EU rejects Czech TV transition subsidy over state-aid rules
The European Commission determined that a Czech measure providing financial compensation to DVB-T2 terrestrial television platform operators transitioning from DVB-T/MPEG-2 to DVB-T2/HEVC standards constituted illegal state aid. The Commission found the aid lacked an incentive effect, conferred an undue advantage, and was selective, benefiting only DTT operators over other competing technologies such as satellite, cable, or IPTV.
Key Takeaways
- The measure covered three digital terrestrial broadcasting operators and a final budget of CZK 473,391,429, or about EUR 18 million.
- Eligible costs included CAPEX amortisation for transmitters, multiplexors, head-end equipment, cooling, GPS receivers, and UPS, plus direct OPEX such as power and maintenance.
- The Commission said the EPaC Decision did not require Czechia to provide compensation, so the measure was attributable to the state.
- The Commission found the aid conferred an advantage because it relieved operators of costs they had to bear themselves.

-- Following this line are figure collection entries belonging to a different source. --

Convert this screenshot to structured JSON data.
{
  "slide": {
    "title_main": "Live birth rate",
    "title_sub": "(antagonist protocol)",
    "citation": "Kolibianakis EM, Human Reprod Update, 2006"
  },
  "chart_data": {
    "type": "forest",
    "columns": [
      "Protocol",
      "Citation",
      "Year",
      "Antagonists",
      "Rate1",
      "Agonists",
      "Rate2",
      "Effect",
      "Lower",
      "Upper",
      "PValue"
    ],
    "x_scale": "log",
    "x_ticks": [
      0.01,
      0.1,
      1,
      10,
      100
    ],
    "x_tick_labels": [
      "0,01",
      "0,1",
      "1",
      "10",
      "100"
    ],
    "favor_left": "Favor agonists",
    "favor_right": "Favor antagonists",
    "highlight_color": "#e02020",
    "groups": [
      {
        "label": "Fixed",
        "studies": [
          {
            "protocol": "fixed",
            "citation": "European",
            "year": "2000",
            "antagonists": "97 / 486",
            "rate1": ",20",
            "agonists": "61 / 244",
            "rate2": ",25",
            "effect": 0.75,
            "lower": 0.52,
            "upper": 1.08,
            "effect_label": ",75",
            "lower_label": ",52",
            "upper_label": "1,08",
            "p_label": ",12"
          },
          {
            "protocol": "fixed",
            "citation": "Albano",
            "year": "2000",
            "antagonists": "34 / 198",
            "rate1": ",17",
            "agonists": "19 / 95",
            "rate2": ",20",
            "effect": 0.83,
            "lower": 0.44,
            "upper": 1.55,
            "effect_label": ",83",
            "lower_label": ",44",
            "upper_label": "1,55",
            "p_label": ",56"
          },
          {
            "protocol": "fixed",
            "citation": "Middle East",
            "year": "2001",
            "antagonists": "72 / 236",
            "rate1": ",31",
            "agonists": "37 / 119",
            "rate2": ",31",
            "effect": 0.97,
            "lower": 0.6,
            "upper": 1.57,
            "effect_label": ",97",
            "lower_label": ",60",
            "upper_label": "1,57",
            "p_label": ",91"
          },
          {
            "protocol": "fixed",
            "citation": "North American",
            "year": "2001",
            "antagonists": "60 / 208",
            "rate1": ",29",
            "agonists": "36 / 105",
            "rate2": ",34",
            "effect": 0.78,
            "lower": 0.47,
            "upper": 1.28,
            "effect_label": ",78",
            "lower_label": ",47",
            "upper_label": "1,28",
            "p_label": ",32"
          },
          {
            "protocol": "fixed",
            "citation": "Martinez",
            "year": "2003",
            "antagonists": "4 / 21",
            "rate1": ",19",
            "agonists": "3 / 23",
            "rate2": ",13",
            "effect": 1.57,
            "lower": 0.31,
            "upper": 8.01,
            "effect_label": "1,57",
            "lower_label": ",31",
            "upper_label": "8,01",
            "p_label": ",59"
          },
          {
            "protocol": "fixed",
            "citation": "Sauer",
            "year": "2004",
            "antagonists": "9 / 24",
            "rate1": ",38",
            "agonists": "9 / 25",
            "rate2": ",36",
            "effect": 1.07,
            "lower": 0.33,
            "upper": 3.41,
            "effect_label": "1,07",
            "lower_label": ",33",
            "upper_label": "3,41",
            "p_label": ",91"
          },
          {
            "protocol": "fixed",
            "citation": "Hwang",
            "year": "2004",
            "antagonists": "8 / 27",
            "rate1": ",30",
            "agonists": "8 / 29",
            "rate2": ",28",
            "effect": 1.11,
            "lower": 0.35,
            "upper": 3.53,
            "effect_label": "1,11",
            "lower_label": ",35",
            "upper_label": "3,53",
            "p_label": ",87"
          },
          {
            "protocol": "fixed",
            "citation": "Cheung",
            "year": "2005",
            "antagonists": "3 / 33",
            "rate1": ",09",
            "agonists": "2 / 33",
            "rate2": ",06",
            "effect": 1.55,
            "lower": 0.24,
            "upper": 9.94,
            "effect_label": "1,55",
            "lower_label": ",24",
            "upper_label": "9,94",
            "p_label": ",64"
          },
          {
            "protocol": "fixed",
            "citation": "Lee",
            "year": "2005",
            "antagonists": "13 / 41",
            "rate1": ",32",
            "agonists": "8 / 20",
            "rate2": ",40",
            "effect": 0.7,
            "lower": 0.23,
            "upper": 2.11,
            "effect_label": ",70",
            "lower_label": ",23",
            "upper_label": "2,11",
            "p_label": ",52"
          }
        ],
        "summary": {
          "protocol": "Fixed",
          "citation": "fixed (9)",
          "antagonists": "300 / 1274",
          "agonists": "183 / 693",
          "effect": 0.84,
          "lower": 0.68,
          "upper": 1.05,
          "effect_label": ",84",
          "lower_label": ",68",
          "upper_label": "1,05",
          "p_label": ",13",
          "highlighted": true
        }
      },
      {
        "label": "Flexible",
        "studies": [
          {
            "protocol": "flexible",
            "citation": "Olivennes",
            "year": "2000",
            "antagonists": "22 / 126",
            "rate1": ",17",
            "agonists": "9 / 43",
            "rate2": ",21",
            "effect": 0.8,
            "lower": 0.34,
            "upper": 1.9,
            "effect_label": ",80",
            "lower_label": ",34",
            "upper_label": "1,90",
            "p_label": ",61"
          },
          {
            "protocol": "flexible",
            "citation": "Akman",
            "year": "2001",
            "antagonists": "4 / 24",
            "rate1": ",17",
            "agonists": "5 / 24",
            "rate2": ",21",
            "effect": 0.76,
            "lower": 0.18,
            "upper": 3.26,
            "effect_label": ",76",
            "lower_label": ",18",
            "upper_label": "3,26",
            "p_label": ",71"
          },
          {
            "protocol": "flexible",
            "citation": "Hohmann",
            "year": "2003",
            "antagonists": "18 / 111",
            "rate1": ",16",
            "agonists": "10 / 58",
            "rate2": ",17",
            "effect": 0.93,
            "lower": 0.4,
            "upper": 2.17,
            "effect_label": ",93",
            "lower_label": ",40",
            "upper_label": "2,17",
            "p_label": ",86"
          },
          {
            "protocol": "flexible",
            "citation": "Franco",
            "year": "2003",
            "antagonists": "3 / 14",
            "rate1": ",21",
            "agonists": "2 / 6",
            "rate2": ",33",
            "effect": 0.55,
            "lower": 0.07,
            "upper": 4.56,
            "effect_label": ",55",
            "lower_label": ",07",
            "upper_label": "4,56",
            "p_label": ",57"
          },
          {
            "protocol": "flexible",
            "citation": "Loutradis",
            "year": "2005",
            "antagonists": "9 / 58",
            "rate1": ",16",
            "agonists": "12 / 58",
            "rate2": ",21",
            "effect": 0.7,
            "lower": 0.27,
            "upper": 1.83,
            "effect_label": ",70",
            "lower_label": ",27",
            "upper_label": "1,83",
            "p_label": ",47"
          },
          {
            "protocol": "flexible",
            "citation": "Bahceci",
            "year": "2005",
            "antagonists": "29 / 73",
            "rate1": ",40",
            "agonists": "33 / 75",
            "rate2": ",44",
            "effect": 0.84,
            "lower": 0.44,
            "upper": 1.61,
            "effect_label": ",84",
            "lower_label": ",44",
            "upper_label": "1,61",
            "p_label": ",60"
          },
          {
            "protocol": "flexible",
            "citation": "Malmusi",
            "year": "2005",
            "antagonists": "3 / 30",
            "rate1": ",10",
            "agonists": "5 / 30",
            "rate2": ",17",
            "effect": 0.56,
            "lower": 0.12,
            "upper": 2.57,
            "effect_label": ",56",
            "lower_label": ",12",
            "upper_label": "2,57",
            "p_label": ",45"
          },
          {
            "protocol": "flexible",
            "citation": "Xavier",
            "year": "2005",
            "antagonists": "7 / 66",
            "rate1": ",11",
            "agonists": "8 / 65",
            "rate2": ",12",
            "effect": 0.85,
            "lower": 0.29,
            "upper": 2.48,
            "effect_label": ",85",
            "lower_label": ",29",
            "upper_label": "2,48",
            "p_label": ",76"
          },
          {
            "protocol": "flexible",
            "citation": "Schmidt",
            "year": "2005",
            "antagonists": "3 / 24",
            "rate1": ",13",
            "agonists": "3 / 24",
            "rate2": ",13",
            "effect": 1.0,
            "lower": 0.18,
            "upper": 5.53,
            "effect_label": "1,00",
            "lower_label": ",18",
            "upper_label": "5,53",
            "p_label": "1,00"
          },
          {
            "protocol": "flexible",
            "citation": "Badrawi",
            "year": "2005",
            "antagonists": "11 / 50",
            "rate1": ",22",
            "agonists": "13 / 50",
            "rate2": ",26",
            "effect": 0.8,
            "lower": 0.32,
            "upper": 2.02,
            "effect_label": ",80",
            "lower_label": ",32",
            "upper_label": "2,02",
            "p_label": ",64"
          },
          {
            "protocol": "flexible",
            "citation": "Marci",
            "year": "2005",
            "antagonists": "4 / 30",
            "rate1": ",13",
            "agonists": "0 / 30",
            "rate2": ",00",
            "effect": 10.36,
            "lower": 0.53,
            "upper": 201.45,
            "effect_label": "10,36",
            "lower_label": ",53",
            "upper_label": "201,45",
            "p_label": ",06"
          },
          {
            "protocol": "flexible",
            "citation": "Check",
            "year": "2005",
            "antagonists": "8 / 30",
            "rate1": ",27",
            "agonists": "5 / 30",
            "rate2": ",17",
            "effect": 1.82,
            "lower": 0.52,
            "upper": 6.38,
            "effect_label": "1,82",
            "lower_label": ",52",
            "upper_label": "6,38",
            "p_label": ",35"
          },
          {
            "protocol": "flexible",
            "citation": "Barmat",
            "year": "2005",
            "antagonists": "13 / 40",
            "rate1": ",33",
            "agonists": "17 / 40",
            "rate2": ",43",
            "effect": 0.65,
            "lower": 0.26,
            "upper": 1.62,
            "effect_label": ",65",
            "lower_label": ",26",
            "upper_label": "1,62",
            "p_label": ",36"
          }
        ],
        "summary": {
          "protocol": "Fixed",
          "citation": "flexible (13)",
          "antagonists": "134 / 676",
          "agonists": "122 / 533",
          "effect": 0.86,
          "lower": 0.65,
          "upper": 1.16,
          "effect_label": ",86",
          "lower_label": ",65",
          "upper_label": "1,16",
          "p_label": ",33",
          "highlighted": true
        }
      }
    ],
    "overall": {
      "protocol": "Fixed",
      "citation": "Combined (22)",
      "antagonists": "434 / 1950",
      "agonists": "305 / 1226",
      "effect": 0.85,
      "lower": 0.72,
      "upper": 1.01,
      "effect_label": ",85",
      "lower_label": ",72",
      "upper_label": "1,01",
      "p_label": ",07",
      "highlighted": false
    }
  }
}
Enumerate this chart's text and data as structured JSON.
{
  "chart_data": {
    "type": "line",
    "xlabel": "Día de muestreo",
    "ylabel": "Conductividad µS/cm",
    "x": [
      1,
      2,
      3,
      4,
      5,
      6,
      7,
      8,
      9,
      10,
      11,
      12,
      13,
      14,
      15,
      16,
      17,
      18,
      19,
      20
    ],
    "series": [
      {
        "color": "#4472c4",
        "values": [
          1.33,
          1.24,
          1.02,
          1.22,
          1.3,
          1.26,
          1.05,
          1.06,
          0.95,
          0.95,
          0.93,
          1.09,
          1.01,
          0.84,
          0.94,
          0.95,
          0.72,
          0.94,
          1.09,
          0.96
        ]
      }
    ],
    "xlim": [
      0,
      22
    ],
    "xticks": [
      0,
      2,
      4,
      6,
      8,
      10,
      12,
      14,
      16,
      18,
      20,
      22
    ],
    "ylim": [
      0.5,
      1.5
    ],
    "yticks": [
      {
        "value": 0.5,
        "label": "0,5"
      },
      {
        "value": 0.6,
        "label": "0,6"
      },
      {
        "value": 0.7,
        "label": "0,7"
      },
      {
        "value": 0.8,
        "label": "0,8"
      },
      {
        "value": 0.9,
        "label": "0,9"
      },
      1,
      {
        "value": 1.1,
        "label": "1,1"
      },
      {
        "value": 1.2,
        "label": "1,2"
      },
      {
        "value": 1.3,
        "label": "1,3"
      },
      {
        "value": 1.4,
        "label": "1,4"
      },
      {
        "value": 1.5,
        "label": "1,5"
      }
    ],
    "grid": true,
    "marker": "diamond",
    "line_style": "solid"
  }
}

- The Commission said the measure was selective because satellite, cable, and IPTV operators were not compensated for comparable upgrade and simulcast costs.
Why It Matters
The immediate issue is that the Commission treated compensation for a regulatory transition as state aid, not as a neutral reimbursement of compliance costs. That matters because the decision narrows how far Member States can go when offsetting network migration expenses tied to spectrum policy. The broader ecosystem angle is that the Commission explicitly compared DTT with satellite, cable, and IPTV, and said those platforms were substitutable for TV transmission. What to watch next: the separate Commission assessment of compatibility and the reasons it prohibited implementation, which the article says will be covered in Part II.